Researchers from the University of Michigan researchers have identified the metabolite itaconate as a potential therapeutic target for ZFTA–RELA+ ependymomas, a rare type of pediatric brain tumor. In a study published in Nature, the team showed how tumor cells produce the metabolite itaconate to sustain the cancer-driving fusion protein ZFTA–RELA that helps promote tumor growth.
“We were surprised that a brain tumor produces a metabolite that is usually made by immune cells,” said first author Siva Kumar Natarajan, PhD, a postdoctoral research fellow in the Venneti lab at the University of Michigan. “We wanted to find out what itaconate was doing in these tumors.”
Ependymomas are tumors that arise in the brain or spinal cord and are the third-most common type of brain tumor in children. They affect about 250 children in the United States each year and are most often diagnosed in children eight years and younger. The main forms of treatment for these tumors include surgically removing the tumor followed by radiation and chemotherapy, though chemotherapy hasn’t been shown to be consistently effective. Currently, there are no targeted therapies or clinical trials targeting ZFTA-driven ependymomas.

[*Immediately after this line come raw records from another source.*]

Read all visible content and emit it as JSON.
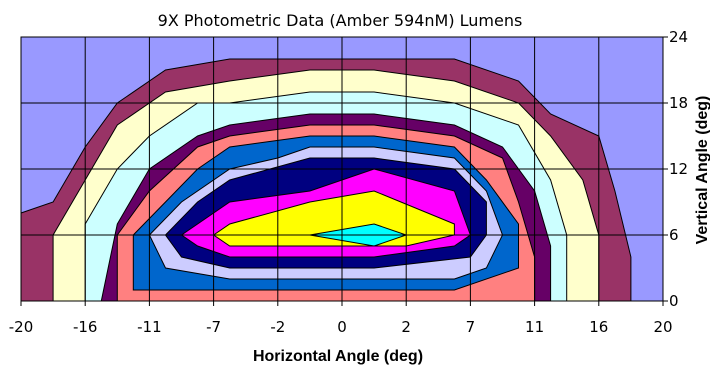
{
  "chart_data": {
    "type": "contour",
    "title": "9X Photometric Data (Amber 594nM) Lumens",
    "xlabel": "Horizontal Angle (deg)",
    "ylabel": "Vertical Angle (deg)",
    "x_tick_labels": [
      "-20",
      "-16",
      "-11",
      "-7",
      "-2",
      "0",
      "2",
      "7",
      "11",
      "16",
      "20"
    ],
    "y_tick_labels": [
      "0",
      "6",
      "12",
      "18",
      "24"
    ],
    "ylim": [
      0,
      24
    ],
    "grid": true,
    "background_color": "#9999ff",
    "band_colors": [
      "#993366",
      "#ffffcc",
      "#ccffff",
      "#660066",
      "#ff8080",
      "#0066cc",
      "#ccccff",
      "#000080",
      "#ff00ff",
      "#ffff00",
      "#00ffff"
    ],
    "bands": [
      {
        "outline": [
          [
            -20,
            0
          ],
          [
            -20,
            8
          ],
          [
            -18,
            9
          ],
          [
            -16,
            14
          ],
          [
            -14,
            18
          ],
          [
            -11,
            21
          ],
          [
            -7,
            22
          ],
          [
            -2,
            22
          ],
          [
            2,
            22
          ],
          [
            7,
            22
          ],
          [
            11,
            20
          ],
          [
            13,
            17
          ],
          [
            16,
            15
          ],
          [
            17,
            10
          ],
          [
            18,
            4
          ],
          [
            18,
            0
          ]
        ]
      },
      {
        "outline": [
          [
            -18,
            0
          ],
          [
            -18,
            6
          ],
          [
            -16,
            11
          ],
          [
            -14,
            16
          ],
          [
            -11,
            19
          ],
          [
            -7,
            20
          ],
          [
            -2,
            21
          ],
          [
            2,
            21
          ],
          [
            7,
            20
          ],
          [
            11,
            18
          ],
          [
            13,
            15
          ],
          [
            15,
            11
          ],
          [
            16,
            6
          ],
          [
            16,
            0
          ]
        ]
      },
      {
        "outline": [
          [
            -16,
            0
          ],
          [
            -16,
            7
          ],
          [
            -14,
            12
          ],
          [
            -12,
            15
          ],
          [
            -9,
            18
          ],
          [
            -7,
            18
          ],
          [
            -2,
            19
          ],
          [
            2,
            19
          ],
          [
            7,
            18
          ],
          [
            11,
            16
          ],
          [
            13,
            11
          ],
          [
            14,
            6
          ],
          [
            14,
            0
          ]
        ]
      },
      {
        "outline": [
          [
            -15,
            0
          ],
          [
            -14,
            7
          ],
          [
            -12,
            12
          ],
          [
            -9,
            15
          ],
          [
            -7,
            16
          ],
          [
            -2,
            17
          ],
          [
            2,
            17
          ],
          [
            7,
            16
          ],
          [
            10,
            14
          ],
          [
            12,
            10
          ],
          [
            13,
            5
          ],
          [
            13,
            0
          ]
        ]
      },
      {
        "outline": [
          [
            -14,
            0
          ],
          [
            -14,
            6
          ],
          [
            -12,
            10
          ],
          [
            -9,
            14
          ],
          [
            -7,
            15
          ],
          [
            -2,
            16
          ],
          [
            2,
            16
          ],
          [
            7,
            15
          ],
          [
            10,
            13
          ],
          [
            11,
            9
          ],
          [
            12,
            4
          ],
          [
            12,
            0
          ]
        ]
      },
      {
        "outline": [
          [
            -13,
            1
          ],
          [
            -13,
            6
          ],
          [
            -11,
            9
          ],
          [
            -9,
            12
          ],
          [
            -7,
            14
          ],
          [
            -2,
            15
          ],
          [
            2,
            15
          ],
          [
            7,
            14
          ],
          [
            9,
            11
          ],
          [
            11,
            7
          ],
          [
            11,
            3
          ],
          [
            7,
            1
          ],
          [
            2,
            1
          ],
          [
            -2,
            1
          ],
          [
            -7,
            1
          ]
        ]
      },
      {
        "outline": [
          [
            -12,
            6
          ],
          [
            -10,
            9
          ],
          [
            -7,
            12
          ],
          [
            -4,
            13
          ],
          [
            -2,
            14
          ],
          [
            2,
            14
          ],
          [
            7,
            13
          ],
          [
            9,
            10
          ],
          [
            10,
            6
          ],
          [
            9,
            3
          ],
          [
            7,
            2
          ],
          [
            2,
            2
          ],
          [
            -2,
            2
          ],
          [
            -7,
            2
          ],
          [
            -11,
            3
          ]
        ]
      },
      {
        "outline": [
          [
            -11,
            6
          ],
          [
            -9,
            9
          ],
          [
            -7,
            11
          ],
          [
            -2,
            13
          ],
          [
            2,
            13
          ],
          [
            7,
            12
          ],
          [
            9,
            9
          ],
          [
            9,
            6
          ],
          [
            8,
            4
          ],
          [
            2,
            3
          ],
          [
            -7,
            3
          ],
          [
            -10,
            4
          ]
        ]
      },
      {
        "outline": [
          [
            -10,
            6
          ],
          [
            -7,
            9
          ],
          [
            -2,
            10
          ],
          [
            2,
            12
          ],
          [
            7,
            10
          ],
          [
            8,
            6
          ],
          [
            7,
            5
          ],
          [
            2,
            4
          ],
          [
            -7,
            4
          ],
          [
            -9,
            5
          ]
        ]
      },
      {
        "outline": [
          [
            -8,
            6
          ],
          [
            -7,
            7
          ],
          [
            -2,
            9
          ],
          [
            2,
            10
          ],
          [
            7,
            7
          ],
          [
            7,
            6
          ],
          [
            4,
            5
          ],
          [
            2,
            5
          ],
          [
            -7,
            5
          ]
        ]
      },
      {
        "outline": [
          [
            -2,
            6
          ],
          [
            2,
            7
          ],
          [
            4,
            6
          ],
          [
            2,
            5
          ]
        ]
      }
    ]
  }
}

The researchers noted that neither ZFTA nor RELA alone is oncogenic, but together the ZFTA–RELA fusion have been shown to be a potent oncogene that can transform cells in vitro and in vivo. For this current study, the Michigan team began with understanding that metabolic reprogramming is a common feature of cancer development and that certain metabolites drive tumorigenesis by altering epigenetic regulation. To explore whether ZFTA–RELA reshapes metabolic–epigenetic pathways, the researchers analyzed human ependymoma tumor samples, patient-derived cells, and animal models. Using cell lines from mice and patients as well as in vivo models, they identified production of itaconate within ZFTA–RELA+ tumor cells.
Mechanistically, the investigators found that itaconate epigenetically activates ZFTA–RELA transcription by enriching activating H3K4me3 marks through inhibition of the H3K4 demethylase KDM5. The tumors also enhanced glutamine metabolism to supply carbon for itaconate synthesis. Importantly, the investigators found that in mouse models of the tumors, preventing ACOD1 from producing itaconate reduced tumor growth. Inhibiting the feedback loop lowered ZFTA–RELA levels and led to tumor shrinkage.
“Our findings also have translational relevance, as inhibition of PI3K signaling and glutamine metabolism led to therapeutic effects in multiple ZFTA fusion models,” the researchers wrote.
The U of M team noted that earlier research had established that ZFTA–RELA is sufficient to drive tumor formation but had not found ways that it could be addressed to reduce its promotion of tumor growth.
“This is the first study to show that the ZFTA-RELA fusion can be targeted in this type of tumor,” said senior author Sriram Venneti, MD, PhD, a professor of pathology and pediatrics at U of M and a member of the Rogel Cancer Center. “We are hoping to expand this study to protein fusions that function similarly in other types of cancer.”
Building on these findings, the researchers are now working with the Pediatric Neuro-Oncology Consortium to develop a clinical trial targeting the itaconate pathway in patients with ependymomas.